The full name for a hyper is hyperglycaemia. This happens when your blood glucose levels are too high – usually above 7mmol/l before a meal and above 8.5mmol/l two hours after a meal. There are several reasons why this may happen. It may be that you:

  • have missed a dose of your medication
  • have eaten more carbohydrate than your body and/or medication can cope with
  • are stressed
  • are unwell from an infection
  • have over-treated a hypo.

 

Signs and symptoms of a hyper

  • passing more urine than normal, especially at night
  • being very thirsty
  • headaches
  • tiredness and lethargy.

Treating a hyper

Treatment of hypers will depend on what caused them. If they are a regular occurrence, contact your diabetes healthcare team for a review of your medications and/or lifestyle. If your blood glucose level is high for a short time, emergency treatment won’t be necessary. But if it stays high you need to take action:

  • Drink plenty of sugar-free fluids.
  • If you are on insulin, you may need to take extra insulin.
  • If you are feeling unwell, especially if you are vomiting, you must contact your diabetes healthcare team for advice.

How to prevent a hyper

  • Be aware of your carbohydrate portions and how they may be affecting your blood glucose levels.
  • When you are ill, continue taking your diabetes medication even if you aren’t eating, and contact your diabetes healthcare team if you need more information.
  • Be as active as possible.
  • Remember to take your insulin and diabetes medication, and always take them correctly.
  • You may need more medication – discuss this with your diabetes healthcare team.

Can drinking a lot of water lower your blood sugar levels?

Although feeling very thirsty is a symptom of a hyper, drinking a lot of water will not bring your blood sugar levels down.

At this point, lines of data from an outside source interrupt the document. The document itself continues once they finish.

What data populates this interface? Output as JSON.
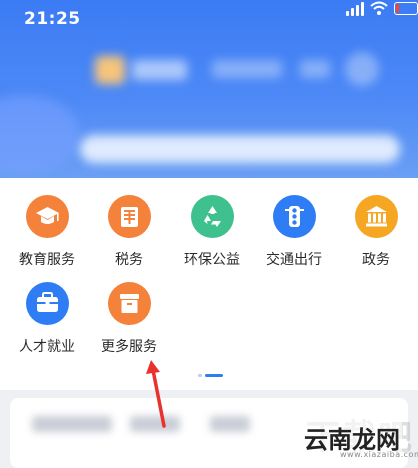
{
  "status_bar": {
    "time": "21:25"
  },
  "services": [
    {
      "label": "教育服务",
      "icon": "graduation-cap-icon",
      "color": "#f4823b"
    },
    {
      "label": "税务",
      "icon": "tax-seal-icon",
      "color": "#f4823b"
    },
    {
      "label": "环保公益",
      "icon": "recycle-icon",
      "color": "#3fc18f"
    },
    {
      "label": "交通出行",
      "icon": "traffic-light-icon",
      "color": "#2f7df4"
    },
    {
      "label": "政务",
      "icon": "government-building-icon",
      "color": "#f5a623"
    },
    {
      "label": "人才就业",
      "icon": "briefcase-icon",
      "color": "#2f7df4"
    },
    {
      "label": "更多服务",
      "icon": "box-icon",
      "color": "#f4823b"
    }
  ],
  "page_indicator": {
    "pages": 2,
    "current": 1
  },
  "watermark": {
    "text": "云南龙网",
    "url": "www.xiazaiba.com"
  },
  "colors": {
    "header_blue": "#3b7bf4",
    "annotation_red": "#e8322d"
  }
}
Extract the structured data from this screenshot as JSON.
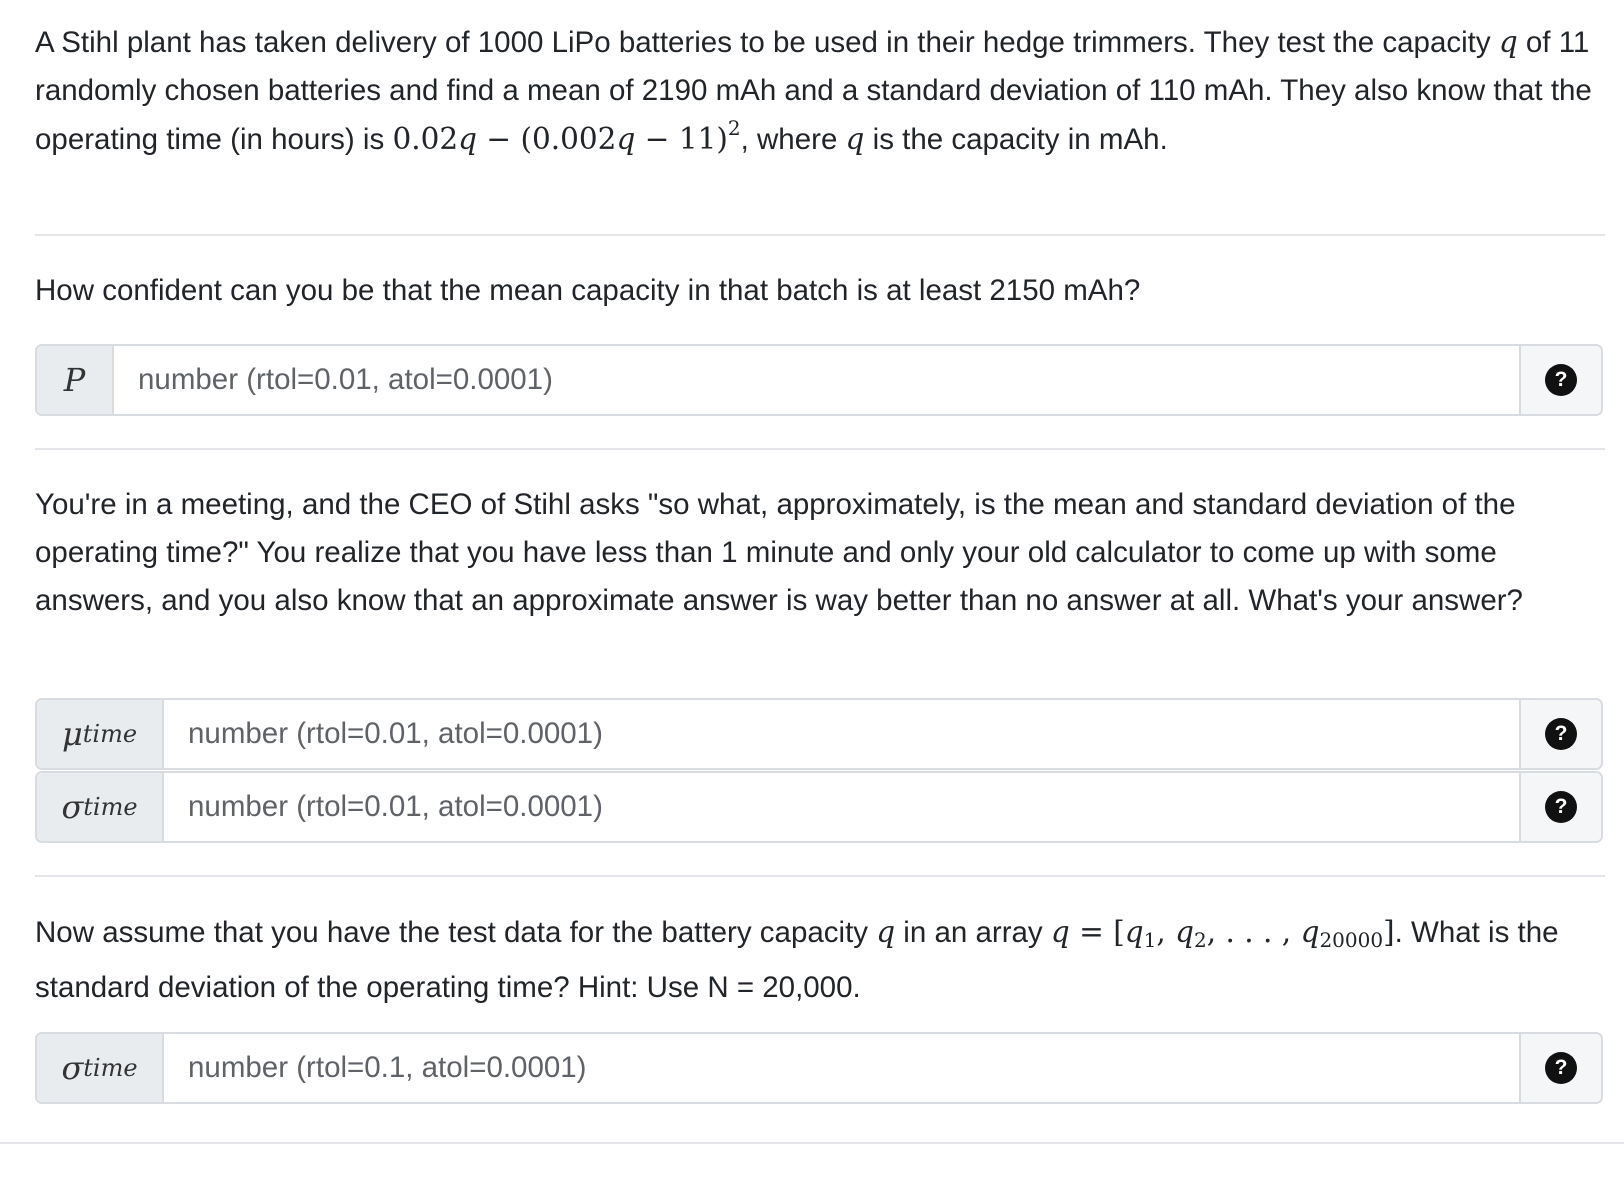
{
  "intro": {
    "t1": "A Stihl plant has taken delivery of 1000 LiPo batteries to be used in their hedge trimmers. They test the capacity ",
    "var_q": "q",
    "t2": " of 11 randomly chosen batteries and find a mean of 2190 mAh and a standard deviation of 110 mAh. They also know that the operating time (in hours) is ",
    "f_a": "0.02",
    "f_b": " − (0.002",
    "f_c": " − 11)",
    "f_exp": "2",
    "t3": ", where ",
    "t4": " is the capacity in mAh."
  },
  "q1": {
    "text": "How confident can you be that the mean capacity in that batch is at least 2150 mAh?",
    "prefix": "P",
    "placeholder": "number (rtol=0.01, atol=0.0001)",
    "help": "?"
  },
  "q2": {
    "text": "You're in a meeting, and the CEO of Stihl asks \"so what, approximately, is the mean and standard deviation of the operating time?\" You realize that you have less than 1 minute and only your old calculator to come up with some answers, and you also know that an approximate answer is way better than no answer at all. What's your answer?",
    "mu_sym": "μ",
    "mu_sub": "time",
    "mu_placeholder": "number (rtol=0.01, atol=0.0001)",
    "sigma_sym": "σ",
    "sigma_sub": "time",
    "sigma_placeholder": "number (rtol=0.01, atol=0.0001)",
    "help": "?"
  },
  "q3": {
    "t1": "Now assume that you have the test data for the battery capacity ",
    "var_q": "q",
    "t2": " in an array ",
    "arr_lhs": "q",
    "arr_eq": " = [",
    "arr_q": "q",
    "s1": "1",
    "comma": ", ",
    "s2": "2",
    "dots": ", . . . , ",
    "sN": "20000",
    "arr_close": "]",
    "t3": ". What is the standard deviation of the operating time? Hint: Use N = 20,000.",
    "sigma_sym": "σ",
    "sigma_sub": "time",
    "placeholder": "number (rtol=0.1, atol=0.0001)",
    "help": "?"
  }
}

It will only help to reduce your risk of dehydration and will not have an effect on your blood sugar levels. 

It’s important that you take your diabetes medication to bring your blood sugar levels down. If you have consistently high blood sugar levels, you will need to follow the advice below and speak to your diabetes healthcare team.

Managing hypers

If your blood glucose level is high for just a short time, emergency treatment won’t be necessary. But if it stays high you need to take action to avoid developing diabetic ketoacidosis.

Check your blood or urine for ketones if your blood glucose level is 15mmol/l or more. If ketones are present it is likely that you do not have enough insulin in your body, so you may need to increase the dose or give an extra dose. Talk to your diabetes team about how to do this. Make sure you drink plenty of sugar-free fluids. If you have ketones and are unwell, especially if you are vomiting, you must contact your diabetes team for advice.

The best way to avoid hypos and hypers is by checking your blood glucose level regularly, and even more closely if:

  • you have not eaten as well as expected
  • you have done a lot of physical activity
  • you are unwell
  • there has been any change in the routine that might upset your diabetes management.

Keep something to treat a hypo or hyper with you at all times. Carry diabetes ID to alert people to your diabetes and help them to help you if you are having a hypo. Make sure people close to you know what your hypo symptoms are and how to treat a hypo or hyper.